2011 Dodge Journey Troubleshooting
Available with 4 or 6 cyl., optional AWD (6 cyl. only)
When braking, the steering wheel shakes back and forth from side to side, or a vibration is felt in the seat.
Rotors are out of round or have thickness variations. Most modern cars leave little room for machining the rotors, and will need to be replaced. Brake pad replacement is recommended at the same time. Shaking in the steering wheel indicates front rotors are the most likely cause, and shaking felt in the seat indicates rear rotors.
When tires are first wearing and out of round, it often manifests as shaking during braking. Tires can be checked by a dealership or tire store (accurate diagnosis requires expensive machinery).
Again, a dealership or other auto repair shop will need to diagnose and fix this. Alignments are often needed after replacement as well.
There is a light that is inoperative, regardless of driver/switch input.
A fuse can often be the problem here. For headlights, each side has its own fuse for the high and low beams. Other lights usually share fuses - e.g. both brake lights on one, tail/parking lamps on another, interior lamps, etc. Fuses often blow for a reason, however, and may blow immediately or shortly after replacement if the cause is not fixed.
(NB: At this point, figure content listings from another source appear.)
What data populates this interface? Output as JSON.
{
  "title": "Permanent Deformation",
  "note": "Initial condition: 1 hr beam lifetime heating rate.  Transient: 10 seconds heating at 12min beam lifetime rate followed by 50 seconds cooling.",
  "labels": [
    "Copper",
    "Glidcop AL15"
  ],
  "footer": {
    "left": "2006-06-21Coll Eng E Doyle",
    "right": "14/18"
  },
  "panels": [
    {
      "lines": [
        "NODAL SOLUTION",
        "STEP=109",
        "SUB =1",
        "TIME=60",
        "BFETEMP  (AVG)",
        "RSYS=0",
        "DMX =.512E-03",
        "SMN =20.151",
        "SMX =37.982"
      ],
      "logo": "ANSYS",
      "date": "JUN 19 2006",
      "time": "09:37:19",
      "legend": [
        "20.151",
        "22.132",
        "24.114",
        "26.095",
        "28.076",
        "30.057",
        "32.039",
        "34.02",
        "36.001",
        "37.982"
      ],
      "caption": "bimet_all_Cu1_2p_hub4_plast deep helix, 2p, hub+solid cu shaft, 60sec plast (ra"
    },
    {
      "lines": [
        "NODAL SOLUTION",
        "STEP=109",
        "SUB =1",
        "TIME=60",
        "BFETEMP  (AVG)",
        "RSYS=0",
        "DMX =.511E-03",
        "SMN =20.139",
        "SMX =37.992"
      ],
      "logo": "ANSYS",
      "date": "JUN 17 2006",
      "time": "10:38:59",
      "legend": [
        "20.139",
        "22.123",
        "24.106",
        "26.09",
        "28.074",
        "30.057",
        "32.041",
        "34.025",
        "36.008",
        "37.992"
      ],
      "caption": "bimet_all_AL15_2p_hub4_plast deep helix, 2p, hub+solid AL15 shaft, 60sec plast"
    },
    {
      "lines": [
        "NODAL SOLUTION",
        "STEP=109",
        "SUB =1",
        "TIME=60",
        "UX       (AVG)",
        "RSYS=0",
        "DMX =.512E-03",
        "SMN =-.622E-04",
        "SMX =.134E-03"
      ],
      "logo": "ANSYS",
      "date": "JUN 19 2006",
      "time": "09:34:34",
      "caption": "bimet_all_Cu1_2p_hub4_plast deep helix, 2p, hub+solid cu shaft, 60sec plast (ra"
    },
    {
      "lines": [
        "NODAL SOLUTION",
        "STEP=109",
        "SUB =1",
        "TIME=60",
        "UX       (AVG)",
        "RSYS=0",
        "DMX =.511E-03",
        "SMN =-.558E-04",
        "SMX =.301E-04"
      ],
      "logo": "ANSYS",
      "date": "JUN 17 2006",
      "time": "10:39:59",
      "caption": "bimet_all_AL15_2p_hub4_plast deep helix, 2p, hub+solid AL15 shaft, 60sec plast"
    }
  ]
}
A bulb may be blown as well. In some cases, it is simple to remove and visually inspect the bulb, although visual inspection is not always reliable. Bulbs can also blow in specific ways that cause shorts, and may blow fuses. Also, many lights in these cars are computer controlled (even simple bulbs like the brakes or tail lamps), and computer memory may need to be cleared to reset power to the lamp after bulb replacement.
Wires that are shorted or broken may be the cause. As mentioned before, many lamps are computer controlled, and require dealership specific scan tools to identify certain issues. Other causes may be ground points, lamp sockets, or poor pin contact at connectors.
There may be a rattling from one of the speakers, especially with music of deep lows or bass.
Most speakers are in the doors - rattling may be caused by loose change or other objects in the door pockets or handles.
Rattling may be caused by loose interior components. Many interior panels are held in place by plastic clips instead of screws - these clips easily break or weaken, and the panel may vibrate. Sometimes, panels are warped, and felt or rubber adhesive pads can prevent the rattling
The speaker itself may be blown, and require replacement.